Small-Cap stocks represent ownership in smaller companies, defined as those with market capitalizations less than $2 billion. Market values in the U.S. equity market are extremely concentrated; a small number of companies account for a large portion of the total. Twenty-five percent of the largest companies account for approximately 85% of the total market value of the U.S. financial markets. In terms of numbers of stocks, however, most are distributed in much smaller companies. Thousands of companies have market values well below $2 billion.
With thousands of companies from which to choose in the small-cap arena, new opportunities constantly present themselves. By screening a larger universe, we can maintain a portfolio in which earnings are growing faster than those of the average company, without extreme valuations.
Many excellent small companies are unknown to investors. Of the thousands of publicly traded small companies, relatively few are thoroughly followed by Wall Street analysts. We exploit this inefficiency by buying underfollowed companies trading at significant discounts to their intrinsic values.

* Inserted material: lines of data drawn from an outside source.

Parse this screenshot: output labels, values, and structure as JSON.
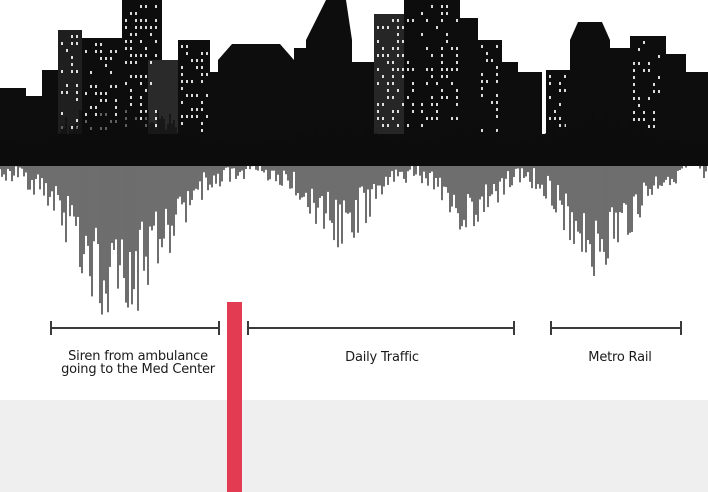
{
  "labels": {
    "siren_line1": "Siren from ambulance",
    "siren_line2": "going to the Med Center",
    "traffic": "Daily Traffic",
    "metro": "Metro Rail"
  },
  "colors": {
    "ink": "#0d0d0d",
    "playhead": "#e33b52",
    "band": "#efefef"
  }
}
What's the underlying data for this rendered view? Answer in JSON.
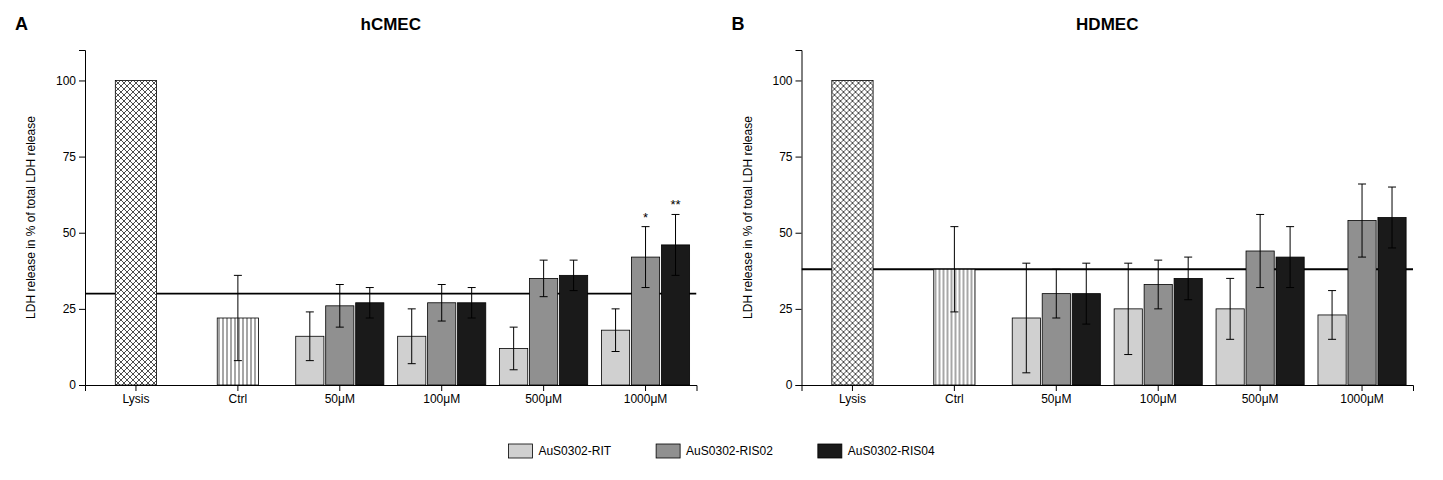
{
  "chart_data": [
    {
      "type": "bar",
      "title": "hCMEC",
      "panel_label": "A",
      "ylabel": "LDH release in % of total LDH release",
      "categories": [
        "Lysis",
        "Ctrl",
        "50μM",
        "100μM",
        "500μM",
        "1000μM"
      ],
      "values": [
        100,
        22,
        null,
        null,
        null,
        null
      ],
      "errors": [
        null,
        14,
        null,
        null,
        null,
        null
      ],
      "series": [
        {
          "name": "AuS0302-RIT",
          "color": "#d0d0d0",
          "values": [
            null,
            null,
            16,
            16,
            12,
            18
          ],
          "errors": [
            null,
            null,
            8,
            9,
            7,
            7
          ]
        },
        {
          "name": "AuS0302-RIS02",
          "color": "#909090",
          "values": [
            null,
            null,
            26,
            27,
            35,
            42
          ],
          "errors": [
            null,
            null,
            7,
            6,
            6,
            10
          ]
        },
        {
          "name": "AuS0302-RIS04",
          "color": "#1a1a1a",
          "values": [
            null,
            null,
            27,
            27,
            36,
            46
          ],
          "errors": [
            null,
            null,
            5,
            5,
            5,
            10
          ]
        }
      ],
      "hline": 30,
      "annotations": [
        {
          "text": "*",
          "category": "1000μM",
          "series": "AuS0302-RIS02"
        },
        {
          "text": "**",
          "category": "1000μM",
          "series": "AuS0302-RIS04"
        }
      ],
      "ylim": [
        0,
        110
      ],
      "yticks": [
        0,
        25,
        50,
        75,
        100
      ],
      "grid": false,
      "legend": "bottom"
    },
    {
      "type": "bar",
      "title": "HDMEC",
      "panel_label": "B",
      "ylabel": "LDH release in % of total LDH release",
      "categories": [
        "Lysis",
        "Ctrl",
        "50μM",
        "100μM",
        "500μM",
        "1000μM"
      ],
      "values": [
        100,
        38,
        null,
        null,
        null,
        null
      ],
      "errors": [
        null,
        14,
        null,
        null,
        null,
        null
      ],
      "series": [
        {
          "name": "AuS0302-RIT",
          "color": "#d0d0d0",
          "values": [
            null,
            null,
            22,
            25,
            25,
            23
          ],
          "errors": [
            null,
            null,
            18,
            15,
            10,
            8
          ]
        },
        {
          "name": "AuS0302-RIS02",
          "color": "#909090",
          "values": [
            null,
            null,
            30,
            33,
            44,
            54
          ],
          "errors": [
            null,
            null,
            8,
            8,
            12,
            12
          ]
        },
        {
          "name": "AuS0302-RIS04",
          "color": "#1a1a1a",
          "values": [
            null,
            null,
            30,
            35,
            42,
            55
          ],
          "errors": [
            null,
            null,
            10,
            7,
            10,
            10
          ]
        }
      ],
      "hline": 38,
      "ylim": [
        0,
        110
      ],
      "yticks": [
        0,
        25,
        50,
        75,
        100
      ],
      "grid": false
    }
  ]
}
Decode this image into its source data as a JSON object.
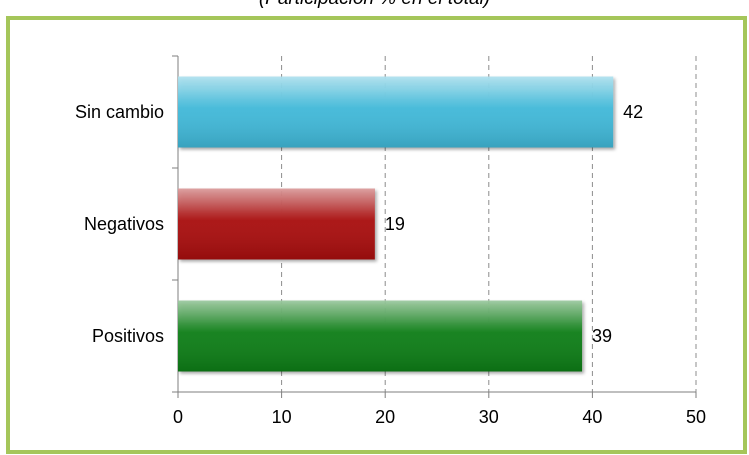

A large valuation disparity exists between some of the large, slower-growing, consumer-oriented companies, like the Coca-Colas and Gillettes of the world, and many faster-growing, small-cap names. Many small companies are selling at half or less of the valuations of their larger-cap brethren, yet currently are growing and have growth potential far greater than that of many large-cap companies.
The Small- to Mid-Cap Equity Portfolio is managed with the same bottom-up investment philosophy as all KING products. Through disciplined, bottom-up research, KING looks for companies that appear to be selling for less than their true worth. Our Business Valuation Approach identifies small- and mid-cap companies selling for less than their true intrinsic values. Our portfolio will invest primarily in companies with a market cap up to $8 billion (at cost).
The portfolio characteristics presented in the KING Small- to Mid-Cap Equity Portfolio are representative of all of the portfolios managed in the small- to mid-cap style, and are not specific to any individual portfolio. Individual portfolios may vary.